Il relève par exemple le témoignage suivant : « Agnès a mené la guerre pour que Jean apprenne à ranger ses vêtements, qu’il abandonnait en tas informes. […] L’irritation s’évaporait à mesure qu’Agnès constatait les progrès : Jean faisait des efforts et changeait ».
On retrouve bien dans ce type de socialisation aussi la socialisation de transformation. Jean apprend une nouvelle norme, celle de ranger ses vêtements.
Cette socialisation secondaire est moins intense que la socialisation primaire puisque les individus peuvent conserver certaines habitudes et vivre malgré tout ensemble. C’est le cas d’Élisa et de son compagnon : « J’adore sortir, faire les magasins, voir des amis. Alors que lui est assez pantouflard. Il aime être chez lui, sans que personne l’embête, en ayant tout le temps devant lui » (Élisa).
Julie Pagis est une sociologue spécialisée en sociologie politique. Elle relate dans son ouvrage l’histoire suivante : « Anne vit chez ses parents en Bretagne au printemps 1968. « Collée à la radio et suspendue aux journaux », Anne cherche à rejoindre Paris, mais ses parents l’en empêchent : à 19 ans, elle est encore mineure. […] Quelques mois après les évènements, Anne retrouve à Paris d’anciens camarades de lycée et tombe amoureuse d’un militant de la Gauche prolétarienne.
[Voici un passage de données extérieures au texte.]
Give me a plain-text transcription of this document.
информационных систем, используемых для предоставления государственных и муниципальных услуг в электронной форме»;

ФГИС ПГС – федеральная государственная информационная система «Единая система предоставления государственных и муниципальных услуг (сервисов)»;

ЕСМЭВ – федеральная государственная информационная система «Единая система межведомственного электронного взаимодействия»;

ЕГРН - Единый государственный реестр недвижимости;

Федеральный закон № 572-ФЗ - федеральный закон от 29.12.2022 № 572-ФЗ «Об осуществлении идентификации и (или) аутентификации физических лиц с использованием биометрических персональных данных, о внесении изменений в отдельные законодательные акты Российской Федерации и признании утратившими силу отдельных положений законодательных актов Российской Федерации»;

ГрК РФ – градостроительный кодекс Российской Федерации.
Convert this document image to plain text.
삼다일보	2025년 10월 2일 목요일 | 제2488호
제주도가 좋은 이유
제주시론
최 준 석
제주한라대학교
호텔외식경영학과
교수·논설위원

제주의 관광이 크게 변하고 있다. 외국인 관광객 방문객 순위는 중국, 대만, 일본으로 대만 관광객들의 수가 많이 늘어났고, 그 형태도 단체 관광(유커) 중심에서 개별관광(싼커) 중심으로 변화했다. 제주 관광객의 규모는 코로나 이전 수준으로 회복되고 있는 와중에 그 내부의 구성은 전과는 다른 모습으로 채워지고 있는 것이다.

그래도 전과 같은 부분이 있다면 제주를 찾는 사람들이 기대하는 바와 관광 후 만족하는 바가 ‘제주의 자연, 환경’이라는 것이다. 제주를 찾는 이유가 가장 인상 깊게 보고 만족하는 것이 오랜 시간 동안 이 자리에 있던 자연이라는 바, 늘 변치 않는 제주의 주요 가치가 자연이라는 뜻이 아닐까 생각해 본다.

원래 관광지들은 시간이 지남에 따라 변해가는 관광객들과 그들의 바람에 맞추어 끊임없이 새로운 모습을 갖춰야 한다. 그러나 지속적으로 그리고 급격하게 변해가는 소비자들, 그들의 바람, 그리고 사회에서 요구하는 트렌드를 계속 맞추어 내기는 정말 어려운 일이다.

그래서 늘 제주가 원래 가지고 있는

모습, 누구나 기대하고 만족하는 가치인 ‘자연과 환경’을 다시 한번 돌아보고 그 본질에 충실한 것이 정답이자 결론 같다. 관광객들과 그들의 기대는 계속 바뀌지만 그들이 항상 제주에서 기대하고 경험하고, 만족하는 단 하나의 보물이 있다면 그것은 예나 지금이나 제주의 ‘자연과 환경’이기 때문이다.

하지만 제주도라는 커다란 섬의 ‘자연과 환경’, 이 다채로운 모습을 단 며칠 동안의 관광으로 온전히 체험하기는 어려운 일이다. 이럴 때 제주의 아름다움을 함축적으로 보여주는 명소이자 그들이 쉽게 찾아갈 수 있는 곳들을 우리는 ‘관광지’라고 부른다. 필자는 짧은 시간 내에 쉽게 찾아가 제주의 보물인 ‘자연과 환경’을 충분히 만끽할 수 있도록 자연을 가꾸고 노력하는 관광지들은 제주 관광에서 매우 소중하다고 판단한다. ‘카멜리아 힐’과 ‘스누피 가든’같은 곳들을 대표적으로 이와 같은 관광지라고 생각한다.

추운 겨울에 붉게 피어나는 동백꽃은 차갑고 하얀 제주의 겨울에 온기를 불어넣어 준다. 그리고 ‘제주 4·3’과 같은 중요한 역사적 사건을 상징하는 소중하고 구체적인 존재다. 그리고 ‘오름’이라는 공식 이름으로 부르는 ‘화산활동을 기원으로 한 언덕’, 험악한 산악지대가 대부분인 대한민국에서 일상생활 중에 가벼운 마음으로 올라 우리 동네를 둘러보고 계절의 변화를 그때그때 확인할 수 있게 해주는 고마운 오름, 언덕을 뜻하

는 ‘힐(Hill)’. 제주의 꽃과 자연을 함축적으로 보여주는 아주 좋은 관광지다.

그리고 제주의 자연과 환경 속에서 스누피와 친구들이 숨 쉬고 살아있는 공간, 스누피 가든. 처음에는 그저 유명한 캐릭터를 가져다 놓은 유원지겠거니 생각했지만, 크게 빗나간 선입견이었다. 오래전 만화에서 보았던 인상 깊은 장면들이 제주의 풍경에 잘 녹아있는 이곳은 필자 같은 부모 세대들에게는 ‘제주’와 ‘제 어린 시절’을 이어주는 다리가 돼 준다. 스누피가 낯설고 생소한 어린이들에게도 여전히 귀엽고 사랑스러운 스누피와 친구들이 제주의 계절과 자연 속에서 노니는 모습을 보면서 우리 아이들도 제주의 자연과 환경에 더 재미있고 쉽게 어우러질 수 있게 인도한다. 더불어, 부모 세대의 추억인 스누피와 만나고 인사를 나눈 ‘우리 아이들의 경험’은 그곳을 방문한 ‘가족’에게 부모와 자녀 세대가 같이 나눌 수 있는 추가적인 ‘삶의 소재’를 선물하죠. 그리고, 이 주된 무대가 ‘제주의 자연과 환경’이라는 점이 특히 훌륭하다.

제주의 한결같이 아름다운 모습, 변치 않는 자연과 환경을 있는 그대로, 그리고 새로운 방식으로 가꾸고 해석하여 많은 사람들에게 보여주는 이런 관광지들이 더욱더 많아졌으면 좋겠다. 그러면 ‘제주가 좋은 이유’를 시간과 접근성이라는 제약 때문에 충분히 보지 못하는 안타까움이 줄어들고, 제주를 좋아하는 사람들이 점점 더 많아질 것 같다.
Alors que ses parents lui ont donné de l’argent pour [partir aux États-Unis], elle achète finalement une mobylette pour sillonner la banlieue, vivre et militer avec Alain ». Les évènements de mai-juin 68 jouent ici un rôle de socialisation de prise de conscience, dans la mesure où Anne découvre et s’approprie un langage politique qui vient donner sens à son humeur révoltée ».
A plus de 19 ans, on peut considérer qu’Anne est une jeune adulte : il s’agit donc plutôt d’une socialisation secondaire et plus précisément d’une socialisation politique.
Anne s’approprie un langage politique. Il s’agit d’une socialisation de transformation dans le sens où elle modifie sa façon de s’exprimer en ajoutant du vocabulaire et de l’argumentation politique.
Mais il s’agit aussi d’une socialisation de renforcement dans le sens où elle avait déjà un sentiment de révolte.
Conclusion : il existe des socialisations secondaires (professionnelle, conjugale, politique...) qui font suite à la socialisation primaire et qui peuvent modifier ou renforcer l'identité sociale des individus.